Idem est non esse et non probari.
Zowel advocaten als magistraten worden dagelijks geconfronteerd met de bewijsproblematiek.
Het bewijs in het burgerlijk proces was de laatste jaren aan belangrijke evoluties onderhevig, zowel op wetgevend vlak, als in de rechtspraak.
De wetgever vereenvoudigde de bewijsgaring door de mogelijkheid van bewijs door overlegging van schriftelijke verklaringen alsook de advocatenakte in de wet op te nemen.
In de rechtspraak werden nieuwe inzichten omtrent de bekentenis, vertrouwelijkheid en onrechtmatig verkregen bewijs vastgelegd.
Als gevolg van de evoluerende rol van de rechter in de toepassing van het recht op de feiten, rijst in het kader van het bewijs de vraag naar de taakverdeling tussen rechter en partijen.

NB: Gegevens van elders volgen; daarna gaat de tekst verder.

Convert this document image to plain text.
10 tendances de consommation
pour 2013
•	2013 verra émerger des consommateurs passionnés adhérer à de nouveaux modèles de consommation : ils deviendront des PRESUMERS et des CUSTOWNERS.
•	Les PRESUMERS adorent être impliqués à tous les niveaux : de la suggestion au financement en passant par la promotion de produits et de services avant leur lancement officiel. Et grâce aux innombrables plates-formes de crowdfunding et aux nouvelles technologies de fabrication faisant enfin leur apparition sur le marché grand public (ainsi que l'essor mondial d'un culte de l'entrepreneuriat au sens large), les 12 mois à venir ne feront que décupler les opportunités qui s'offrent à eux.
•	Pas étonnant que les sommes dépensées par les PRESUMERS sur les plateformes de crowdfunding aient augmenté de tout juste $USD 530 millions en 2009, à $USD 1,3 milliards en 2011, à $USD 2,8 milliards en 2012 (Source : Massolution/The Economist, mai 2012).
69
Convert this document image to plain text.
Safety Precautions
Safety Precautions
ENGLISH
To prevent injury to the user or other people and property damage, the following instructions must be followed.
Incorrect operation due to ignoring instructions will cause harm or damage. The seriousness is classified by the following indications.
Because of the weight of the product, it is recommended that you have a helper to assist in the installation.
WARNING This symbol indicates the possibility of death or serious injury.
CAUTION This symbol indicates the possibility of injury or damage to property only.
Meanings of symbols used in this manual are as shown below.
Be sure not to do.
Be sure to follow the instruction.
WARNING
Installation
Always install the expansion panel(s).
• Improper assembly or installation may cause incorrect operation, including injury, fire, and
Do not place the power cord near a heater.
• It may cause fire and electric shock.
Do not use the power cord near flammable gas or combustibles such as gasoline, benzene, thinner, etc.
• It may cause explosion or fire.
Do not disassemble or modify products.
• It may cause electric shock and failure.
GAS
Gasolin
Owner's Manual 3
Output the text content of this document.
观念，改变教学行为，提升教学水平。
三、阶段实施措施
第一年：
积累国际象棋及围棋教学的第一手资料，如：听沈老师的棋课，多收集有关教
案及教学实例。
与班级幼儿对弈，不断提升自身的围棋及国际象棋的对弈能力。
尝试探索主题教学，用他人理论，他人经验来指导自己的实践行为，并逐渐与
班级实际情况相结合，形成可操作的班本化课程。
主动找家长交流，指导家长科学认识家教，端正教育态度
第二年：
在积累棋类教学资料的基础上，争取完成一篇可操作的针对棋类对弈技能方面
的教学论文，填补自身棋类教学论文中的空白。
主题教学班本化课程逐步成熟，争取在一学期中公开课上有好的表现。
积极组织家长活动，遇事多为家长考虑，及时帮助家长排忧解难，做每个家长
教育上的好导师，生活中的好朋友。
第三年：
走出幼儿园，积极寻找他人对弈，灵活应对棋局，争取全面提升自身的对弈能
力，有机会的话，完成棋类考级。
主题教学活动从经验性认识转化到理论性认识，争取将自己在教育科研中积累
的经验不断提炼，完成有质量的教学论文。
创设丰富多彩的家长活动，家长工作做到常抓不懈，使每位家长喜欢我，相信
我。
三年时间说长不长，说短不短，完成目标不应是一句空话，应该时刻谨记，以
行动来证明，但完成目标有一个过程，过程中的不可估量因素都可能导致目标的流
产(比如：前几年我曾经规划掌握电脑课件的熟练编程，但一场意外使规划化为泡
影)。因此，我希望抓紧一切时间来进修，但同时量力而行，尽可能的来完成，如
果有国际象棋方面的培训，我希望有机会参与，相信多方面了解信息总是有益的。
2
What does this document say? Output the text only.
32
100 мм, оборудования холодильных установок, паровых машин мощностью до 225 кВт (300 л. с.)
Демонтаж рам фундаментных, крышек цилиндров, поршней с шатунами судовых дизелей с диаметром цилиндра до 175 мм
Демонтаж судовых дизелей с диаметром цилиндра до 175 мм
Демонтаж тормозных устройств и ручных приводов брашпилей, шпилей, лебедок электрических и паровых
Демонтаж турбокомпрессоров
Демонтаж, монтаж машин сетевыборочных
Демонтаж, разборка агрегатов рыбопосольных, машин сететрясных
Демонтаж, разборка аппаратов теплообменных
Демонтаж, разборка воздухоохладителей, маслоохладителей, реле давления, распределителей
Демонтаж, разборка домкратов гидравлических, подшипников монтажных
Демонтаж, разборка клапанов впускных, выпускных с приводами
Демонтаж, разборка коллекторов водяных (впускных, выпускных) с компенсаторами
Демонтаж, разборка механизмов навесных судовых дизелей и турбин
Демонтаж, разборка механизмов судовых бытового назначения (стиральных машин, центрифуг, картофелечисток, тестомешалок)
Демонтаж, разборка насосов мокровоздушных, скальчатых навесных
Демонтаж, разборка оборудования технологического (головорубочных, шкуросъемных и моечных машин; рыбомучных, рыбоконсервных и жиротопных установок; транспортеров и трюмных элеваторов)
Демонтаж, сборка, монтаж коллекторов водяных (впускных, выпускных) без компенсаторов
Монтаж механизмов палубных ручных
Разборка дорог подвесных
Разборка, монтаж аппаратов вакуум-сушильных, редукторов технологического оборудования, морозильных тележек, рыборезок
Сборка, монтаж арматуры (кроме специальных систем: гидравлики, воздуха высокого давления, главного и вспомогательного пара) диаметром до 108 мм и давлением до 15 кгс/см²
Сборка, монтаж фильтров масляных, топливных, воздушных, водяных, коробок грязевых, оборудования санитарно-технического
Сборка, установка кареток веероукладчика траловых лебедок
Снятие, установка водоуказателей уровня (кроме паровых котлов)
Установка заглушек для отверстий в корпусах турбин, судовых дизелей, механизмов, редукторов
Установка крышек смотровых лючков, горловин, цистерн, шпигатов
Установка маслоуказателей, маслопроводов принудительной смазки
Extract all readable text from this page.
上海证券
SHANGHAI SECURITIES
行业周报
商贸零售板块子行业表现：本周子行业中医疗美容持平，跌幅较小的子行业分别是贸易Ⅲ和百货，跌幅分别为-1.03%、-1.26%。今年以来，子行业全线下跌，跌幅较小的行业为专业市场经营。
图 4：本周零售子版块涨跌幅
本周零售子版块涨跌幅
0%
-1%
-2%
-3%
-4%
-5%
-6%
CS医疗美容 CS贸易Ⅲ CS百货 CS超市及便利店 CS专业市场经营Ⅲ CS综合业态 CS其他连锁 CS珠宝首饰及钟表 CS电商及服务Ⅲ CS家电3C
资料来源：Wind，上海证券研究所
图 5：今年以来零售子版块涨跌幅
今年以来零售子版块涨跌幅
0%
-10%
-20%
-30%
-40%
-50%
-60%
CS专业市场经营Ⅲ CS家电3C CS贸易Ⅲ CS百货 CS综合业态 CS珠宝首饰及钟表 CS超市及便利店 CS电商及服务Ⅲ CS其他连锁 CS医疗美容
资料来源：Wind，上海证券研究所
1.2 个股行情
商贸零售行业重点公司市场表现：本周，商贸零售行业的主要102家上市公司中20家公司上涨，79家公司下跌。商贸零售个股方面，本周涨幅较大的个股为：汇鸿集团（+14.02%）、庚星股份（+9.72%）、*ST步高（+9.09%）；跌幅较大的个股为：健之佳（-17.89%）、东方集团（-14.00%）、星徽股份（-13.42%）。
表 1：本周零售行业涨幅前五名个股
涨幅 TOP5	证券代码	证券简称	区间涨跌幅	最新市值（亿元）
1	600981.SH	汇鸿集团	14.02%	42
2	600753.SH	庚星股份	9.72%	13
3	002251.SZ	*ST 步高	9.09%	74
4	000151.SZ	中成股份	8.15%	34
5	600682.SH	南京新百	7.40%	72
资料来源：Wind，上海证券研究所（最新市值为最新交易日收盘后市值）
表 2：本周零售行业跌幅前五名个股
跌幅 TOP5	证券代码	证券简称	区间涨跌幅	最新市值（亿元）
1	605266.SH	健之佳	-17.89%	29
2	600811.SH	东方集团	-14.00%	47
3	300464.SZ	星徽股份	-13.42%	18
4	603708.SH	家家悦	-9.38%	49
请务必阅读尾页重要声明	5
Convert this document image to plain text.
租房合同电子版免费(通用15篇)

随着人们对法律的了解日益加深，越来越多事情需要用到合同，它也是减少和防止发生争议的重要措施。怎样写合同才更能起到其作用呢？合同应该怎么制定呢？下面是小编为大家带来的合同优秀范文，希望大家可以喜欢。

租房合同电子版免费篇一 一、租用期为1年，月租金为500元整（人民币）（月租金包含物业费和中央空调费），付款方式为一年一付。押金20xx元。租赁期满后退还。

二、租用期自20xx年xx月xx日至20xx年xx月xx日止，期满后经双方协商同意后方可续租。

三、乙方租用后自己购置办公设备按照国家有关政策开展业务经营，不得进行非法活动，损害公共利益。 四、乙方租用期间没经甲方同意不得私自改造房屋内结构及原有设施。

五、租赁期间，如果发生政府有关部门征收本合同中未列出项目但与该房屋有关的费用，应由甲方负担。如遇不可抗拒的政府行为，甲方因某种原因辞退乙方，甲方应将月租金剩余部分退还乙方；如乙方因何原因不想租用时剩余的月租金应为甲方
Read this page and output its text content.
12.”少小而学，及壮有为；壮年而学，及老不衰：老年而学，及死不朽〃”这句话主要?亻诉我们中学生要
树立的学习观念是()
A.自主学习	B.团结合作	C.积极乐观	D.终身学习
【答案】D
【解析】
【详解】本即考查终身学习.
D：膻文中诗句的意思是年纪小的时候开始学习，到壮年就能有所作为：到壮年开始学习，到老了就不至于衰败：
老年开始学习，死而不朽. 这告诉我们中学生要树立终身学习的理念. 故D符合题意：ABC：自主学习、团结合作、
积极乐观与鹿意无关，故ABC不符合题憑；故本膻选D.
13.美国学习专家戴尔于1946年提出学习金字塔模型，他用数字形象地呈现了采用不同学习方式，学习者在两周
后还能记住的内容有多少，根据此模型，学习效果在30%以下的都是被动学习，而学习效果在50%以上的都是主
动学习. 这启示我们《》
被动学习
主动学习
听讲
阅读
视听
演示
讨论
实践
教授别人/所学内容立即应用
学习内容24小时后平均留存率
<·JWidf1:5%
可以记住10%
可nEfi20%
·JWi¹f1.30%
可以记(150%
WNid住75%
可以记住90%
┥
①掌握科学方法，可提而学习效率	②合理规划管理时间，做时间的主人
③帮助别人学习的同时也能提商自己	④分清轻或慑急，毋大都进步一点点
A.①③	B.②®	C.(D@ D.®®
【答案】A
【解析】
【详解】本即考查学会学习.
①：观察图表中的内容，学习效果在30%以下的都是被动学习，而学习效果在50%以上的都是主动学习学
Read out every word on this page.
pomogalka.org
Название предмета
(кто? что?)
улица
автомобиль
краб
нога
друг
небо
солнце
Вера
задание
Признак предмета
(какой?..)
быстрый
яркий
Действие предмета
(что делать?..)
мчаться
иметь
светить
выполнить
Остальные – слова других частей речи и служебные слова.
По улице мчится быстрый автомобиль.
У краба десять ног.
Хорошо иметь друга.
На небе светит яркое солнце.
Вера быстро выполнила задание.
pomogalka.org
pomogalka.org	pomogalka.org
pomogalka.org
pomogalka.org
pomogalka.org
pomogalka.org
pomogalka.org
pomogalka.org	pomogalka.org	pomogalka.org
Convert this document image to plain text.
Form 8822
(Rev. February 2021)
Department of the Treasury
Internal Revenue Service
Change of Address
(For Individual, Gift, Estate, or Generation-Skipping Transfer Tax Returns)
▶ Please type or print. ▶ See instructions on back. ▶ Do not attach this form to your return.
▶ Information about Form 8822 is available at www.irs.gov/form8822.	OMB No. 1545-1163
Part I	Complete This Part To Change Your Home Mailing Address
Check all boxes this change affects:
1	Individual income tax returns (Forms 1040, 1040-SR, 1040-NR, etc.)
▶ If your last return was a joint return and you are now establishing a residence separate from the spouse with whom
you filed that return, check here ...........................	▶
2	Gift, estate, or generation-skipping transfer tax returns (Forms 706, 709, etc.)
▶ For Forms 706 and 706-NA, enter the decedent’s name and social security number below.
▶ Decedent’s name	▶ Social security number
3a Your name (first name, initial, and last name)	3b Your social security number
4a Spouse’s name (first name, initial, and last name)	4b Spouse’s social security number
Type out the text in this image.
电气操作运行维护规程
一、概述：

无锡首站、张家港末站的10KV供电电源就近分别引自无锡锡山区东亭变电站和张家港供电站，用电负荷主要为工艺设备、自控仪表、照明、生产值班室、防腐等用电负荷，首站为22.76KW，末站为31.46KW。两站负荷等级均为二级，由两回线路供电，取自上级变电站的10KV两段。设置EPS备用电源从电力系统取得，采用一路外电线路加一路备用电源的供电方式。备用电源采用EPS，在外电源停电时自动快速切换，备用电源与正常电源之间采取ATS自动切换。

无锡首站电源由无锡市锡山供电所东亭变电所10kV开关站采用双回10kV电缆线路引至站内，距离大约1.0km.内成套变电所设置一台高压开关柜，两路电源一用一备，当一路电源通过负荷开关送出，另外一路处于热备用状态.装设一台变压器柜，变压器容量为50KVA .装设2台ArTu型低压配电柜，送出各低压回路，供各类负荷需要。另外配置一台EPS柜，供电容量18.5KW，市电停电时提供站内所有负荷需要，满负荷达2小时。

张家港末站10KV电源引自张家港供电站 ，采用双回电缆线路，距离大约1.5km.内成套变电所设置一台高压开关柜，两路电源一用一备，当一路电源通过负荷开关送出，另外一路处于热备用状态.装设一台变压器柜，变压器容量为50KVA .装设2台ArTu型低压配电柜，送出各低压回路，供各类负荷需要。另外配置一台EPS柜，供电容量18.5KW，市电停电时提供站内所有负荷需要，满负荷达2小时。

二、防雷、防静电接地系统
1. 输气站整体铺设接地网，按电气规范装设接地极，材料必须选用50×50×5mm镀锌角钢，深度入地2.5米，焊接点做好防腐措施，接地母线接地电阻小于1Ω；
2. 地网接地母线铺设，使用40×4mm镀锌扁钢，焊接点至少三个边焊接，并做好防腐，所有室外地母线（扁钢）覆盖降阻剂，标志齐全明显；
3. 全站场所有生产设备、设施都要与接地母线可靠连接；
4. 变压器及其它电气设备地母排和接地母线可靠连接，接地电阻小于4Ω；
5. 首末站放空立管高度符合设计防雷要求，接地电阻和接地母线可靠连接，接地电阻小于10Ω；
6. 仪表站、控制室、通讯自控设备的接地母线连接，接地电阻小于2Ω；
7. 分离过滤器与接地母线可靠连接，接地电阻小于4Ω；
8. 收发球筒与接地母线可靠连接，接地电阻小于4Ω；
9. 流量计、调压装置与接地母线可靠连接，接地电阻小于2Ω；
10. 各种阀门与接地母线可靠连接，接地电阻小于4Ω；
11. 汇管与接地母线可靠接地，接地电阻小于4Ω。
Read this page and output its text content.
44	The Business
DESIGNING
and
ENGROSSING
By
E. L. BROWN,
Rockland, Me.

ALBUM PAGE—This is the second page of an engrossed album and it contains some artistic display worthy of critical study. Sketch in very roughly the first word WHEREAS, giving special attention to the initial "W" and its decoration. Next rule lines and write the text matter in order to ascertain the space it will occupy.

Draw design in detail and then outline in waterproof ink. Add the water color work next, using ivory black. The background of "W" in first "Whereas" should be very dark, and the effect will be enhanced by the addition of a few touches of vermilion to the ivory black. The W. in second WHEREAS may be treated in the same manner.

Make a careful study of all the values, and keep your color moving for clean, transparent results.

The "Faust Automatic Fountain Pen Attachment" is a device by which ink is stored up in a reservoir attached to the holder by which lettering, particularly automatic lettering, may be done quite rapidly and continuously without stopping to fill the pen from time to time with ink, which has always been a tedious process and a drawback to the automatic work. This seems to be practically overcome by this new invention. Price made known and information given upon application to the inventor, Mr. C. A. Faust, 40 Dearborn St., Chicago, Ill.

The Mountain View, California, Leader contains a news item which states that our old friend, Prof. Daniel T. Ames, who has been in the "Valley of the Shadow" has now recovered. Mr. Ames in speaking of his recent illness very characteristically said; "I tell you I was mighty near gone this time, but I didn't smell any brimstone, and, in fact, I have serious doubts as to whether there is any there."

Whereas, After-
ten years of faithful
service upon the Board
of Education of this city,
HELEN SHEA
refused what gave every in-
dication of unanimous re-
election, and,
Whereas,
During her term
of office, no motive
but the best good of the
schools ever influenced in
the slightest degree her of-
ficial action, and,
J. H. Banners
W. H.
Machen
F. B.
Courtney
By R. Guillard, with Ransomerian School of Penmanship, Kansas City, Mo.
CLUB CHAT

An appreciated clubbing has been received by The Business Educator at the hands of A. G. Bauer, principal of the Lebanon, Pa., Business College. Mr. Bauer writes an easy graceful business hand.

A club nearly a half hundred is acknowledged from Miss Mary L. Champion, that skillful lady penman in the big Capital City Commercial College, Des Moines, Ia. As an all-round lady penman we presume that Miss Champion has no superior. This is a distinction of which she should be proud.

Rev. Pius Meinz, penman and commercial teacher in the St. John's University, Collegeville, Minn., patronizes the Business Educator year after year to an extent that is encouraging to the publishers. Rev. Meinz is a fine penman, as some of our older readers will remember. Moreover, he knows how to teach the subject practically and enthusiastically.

Kan de rechter ermee volstaan de door partijen aangeleverde bewijsmiddelen te beoordelen, of dient hij ook zelf bewijselementen te kwalificeren?
Ook de regeling inzake bewijslast blijft nieuwe vragen oproepen.
Is de bewijslast met name een statisch gegeven of dient deze steeds opnieuw te worden beoordeeld in het licht van de dynamiek van het proces?
De internationalisering van de samenleving en de grensoverschrijdende geschillen maken het thema van de grensoverschrijdende bewijsgaring ten slotte tot een thema dat elke rechtspracticus aanbelangt.